В отличие, например, от своего старшего брата..., и даже матери..., как ни странно это было бы услышать. Только на первый взгляд. — Слишком глубокий и слишком ранний след оставила эта смерть, — слишком глубокий, чтобы проявиться тотчас, но в точности напротив: постепенно, шаг за шагом — словно симпатические чернила — всё ближе и всё яснее проступая и подступая к поверхности жизни по мере её истончения, продвижения к своему последнему основанию. Разумеется, я говорю не только об Эрике. — Судя по странной (и даже, временами, страшной) линии жизни, ничуть не меньшее воздействие той же золотоносной жилы испытал — и брат-Конрад. Хотя в последнем (брате) было слишком мало действительного интереса, чтобы начинать говорить о нём отдельно.[комм. 11] Например, здесь и сейчас. Поскольку совсем не ради того была придумана эта страница, слишком особая и неочевидная, чтобы понять её запросто. Например, после (дважды) второго объяснения. Или даже после пятого...
Безусловно, к числу таковых (событий) относится и — смерть. Особенно, если она близкая вдобавок, личная..., и даже более того — лично пережитая.[8] Но втройне..., и даже в сотни раз сильнее, когда всё перечисленное — сразу. Вместе. Одновременно и — на весь оставшийся срок. Именно таким событием, с позволения сказать, и стало для Эрика — начало октября 1872 года. И не только восьмое число. И не только смерть матери, оставившая глубочайший рубец на всю жизнь..., до последнего дня. Смерть матери (для шестилетнего мальчика)..., та смерть, на фоне которой было бы глупо заикаться, к примеру, о какой-то сестре, к тому же, умершей в почти младенческом состоянии.
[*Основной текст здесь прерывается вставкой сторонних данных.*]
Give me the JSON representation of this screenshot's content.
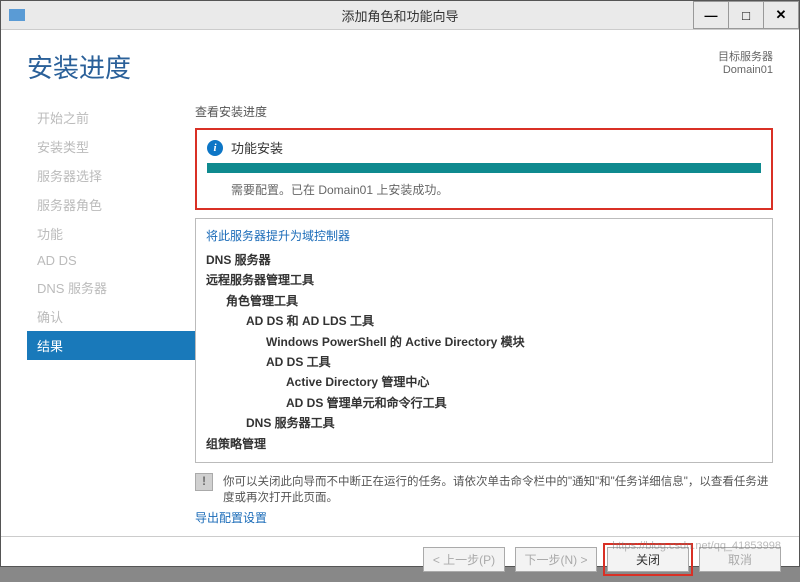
{
  "window": {
    "title": "添加角色和功能向导"
  },
  "header": {
    "page_title": "安装进度",
    "target_label": "目标服务器",
    "target_value": "Domain01"
  },
  "sidebar": {
    "items": [
      {
        "label": "开始之前"
      },
      {
        "label": "安装类型"
      },
      {
        "label": "服务器选择"
      },
      {
        "label": "服务器角色"
      },
      {
        "label": "功能"
      },
      {
        "label": "AD DS"
      },
      {
        "label": "DNS 服务器"
      },
      {
        "label": "确认"
      },
      {
        "label": "结果"
      }
    ]
  },
  "main": {
    "view_label": "查看安装进度",
    "status_title": "功能安装",
    "status_message": "需要配置。已在 Domain01 上安装成功。",
    "promote_link": "将此服务器提升为域控制器",
    "tree": [
      {
        "level": 0,
        "label": "DNS 服务器"
      },
      {
        "level": 0,
        "label": "远程服务器管理工具"
      },
      {
        "level": 1,
        "label": "角色管理工具"
      },
      {
        "level": 2,
        "label": "AD DS 和 AD LDS 工具"
      },
      {
        "level": 3,
        "label": "Windows PowerShell 的 Active Directory 模块"
      },
      {
        "level": 3,
        "label": "AD DS 工具"
      },
      {
        "level": 4,
        "label": "Active Directory 管理中心"
      },
      {
        "level": 4,
        "label": "AD DS 管理单元和命令行工具"
      },
      {
        "level": 2,
        "label": "DNS 服务器工具"
      },
      {
        "level": 0,
        "label": "组策略管理"
      }
    ],
    "note_text": "你可以关闭此向导而不中断正在运行的任务。请依次单击命令栏中的\"通知\"和\"任务详细信息\"，以查看任务进度或再次打开此页面。",
    "export_link": "导出配置设置"
  },
  "footer": {
    "previous": "< 上一步(P)",
    "next": "下一步(N) >",
    "close": "关闭",
    "cancel": "取消"
  },
  "watermark": "https://blog.csdn.net/qq_41853998"
}
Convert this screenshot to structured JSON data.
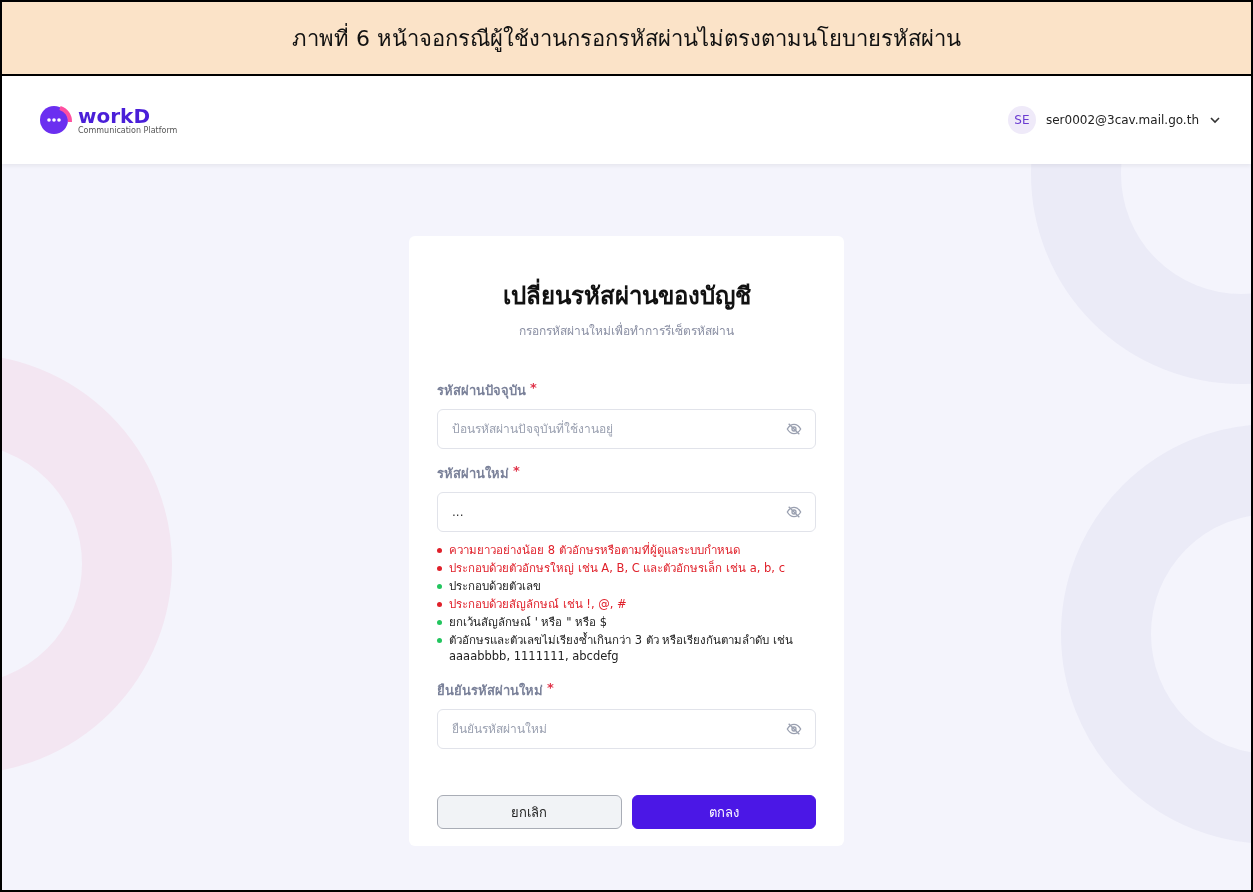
{
  "caption": "ภาพที่ 6 หน้าจอกรณีผู้ใช้งานกรอกรหัสผ่านไม่ตรงตามนโยบายรหัสผ่าน",
  "header": {
    "logo": {
      "name": "workD",
      "tagline": "Communication Platform"
    },
    "user": {
      "initials": "SE",
      "email": "ser0002@3cav.mail.go.th"
    }
  },
  "form": {
    "title": "เปลี่ยนรหัสผ่านของบัญชี",
    "subtitle": "กรอกรหัสผ่านใหม่เพื่อทำการรีเซ็ตรหัสผ่าน",
    "fields": [
      {
        "label": "รหัสผ่านปัจจุบัน",
        "required_mark": "*",
        "placeholder": "ป้อนรหัสผ่านปัจจุบันที่ใช้งานอยู่"
      },
      {
        "label": "รหัสผ่านใหม่",
        "required_mark": "*",
        "value": "...",
        "rules": [
          {
            "text": "ความยาวอย่างน้อย 8 ตัวอักษรหรือตามที่ผู้ดูแลระบบกำหนด",
            "met": false
          },
          {
            "text": "ประกอบด้วยตัวอักษรใหญ่ เช่น A, B, C และตัวอักษรเล็ก เช่น a, b, c",
            "met": false
          },
          {
            "text": "ประกอบด้วยตัวเลข",
            "met": true
          },
          {
            "text": "ประกอบด้วยสัญลักษณ์ เช่น !, @, #",
            "met": false
          },
          {
            "text": "ยกเว้นสัญลักษณ์ ' หรือ \" หรือ $",
            "met": true
          },
          {
            "text": "ตัวอักษรและตัวเลขไม่เรียงซ้ำเกินกว่า 3 ตัว หรือเรียงกันตามลำดับ เช่น aaaabbbb, 1111111, abcdefg",
            "met": true
          }
        ]
      },
      {
        "label": "ยืนยันรหัสผ่านใหม่",
        "required_mark": "*",
        "placeholder": "ยืนยันรหัสผ่านใหม่"
      }
    ],
    "buttons": [
      {
        "label": "ยกเลิก",
        "kind": "secondary"
      },
      {
        "label": "ตกลง",
        "kind": "primary"
      }
    ]
  }
}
Вне малейших признаков личного общения и со’общения. Разумеется, «это из таких вещей, которые никогда не забываются»...[3] — Но (прежде всего) вовсе не о памяти или забывчивости здесь может идти речь. И даже не той... пожизненной психологической травме, которую получил (и навсегда получил!) шестилетний мальчик, в один день потерявший всё или почти всё, что у него было ещё в сентябре: мать, сестру, отца, семью, любовь... В одну неделю — ту неделю, которую и сам проболел на грани жизни и смерти — оставшийся круглым сиротой, всего лишь тяжкой обузой, напоминавшей мсье Альфреду Сати о пережитой травме, утрате..., и ещё — о тех крайне неприятных, почти страшных разговорах, которые теперь придётся вести — там, в Онфлёре. Возвращаться, подавив наследное упрямство и гордость. Словно блудный сын, потрепевший катастрофу, с покаянной головою на коленях ползти к упрямым высокомерным родственникам (отцу и матери) и — просить о помощи. Просить, чтобы они приняли и оставили у себя тех троих оставшихся в живых детей..., тех самых, даже одни имена которых слишком живо напоминали о собственной протестантской фронде и разрушенной семье. Конрад. Ольга. И тот..., самый первый..., в котором соединилось сразу всё: Эрик-Альфред-Лесли. Первое, второе и третье. Протест, отец и мать. Отныне (и навсегда) предложенный «список» предстояло сократить. Святая троица оказалась навсегда разрушена. Эрик-Альфред-Лесли. Матери больше не было. Эрик-Альфред... И отца, как оказалось — тоже. Остался — один Эрик, голый протест, один на один с чужим холодным миром, кошмарно опустевшим после смерти матери. Эрик Сати...[19]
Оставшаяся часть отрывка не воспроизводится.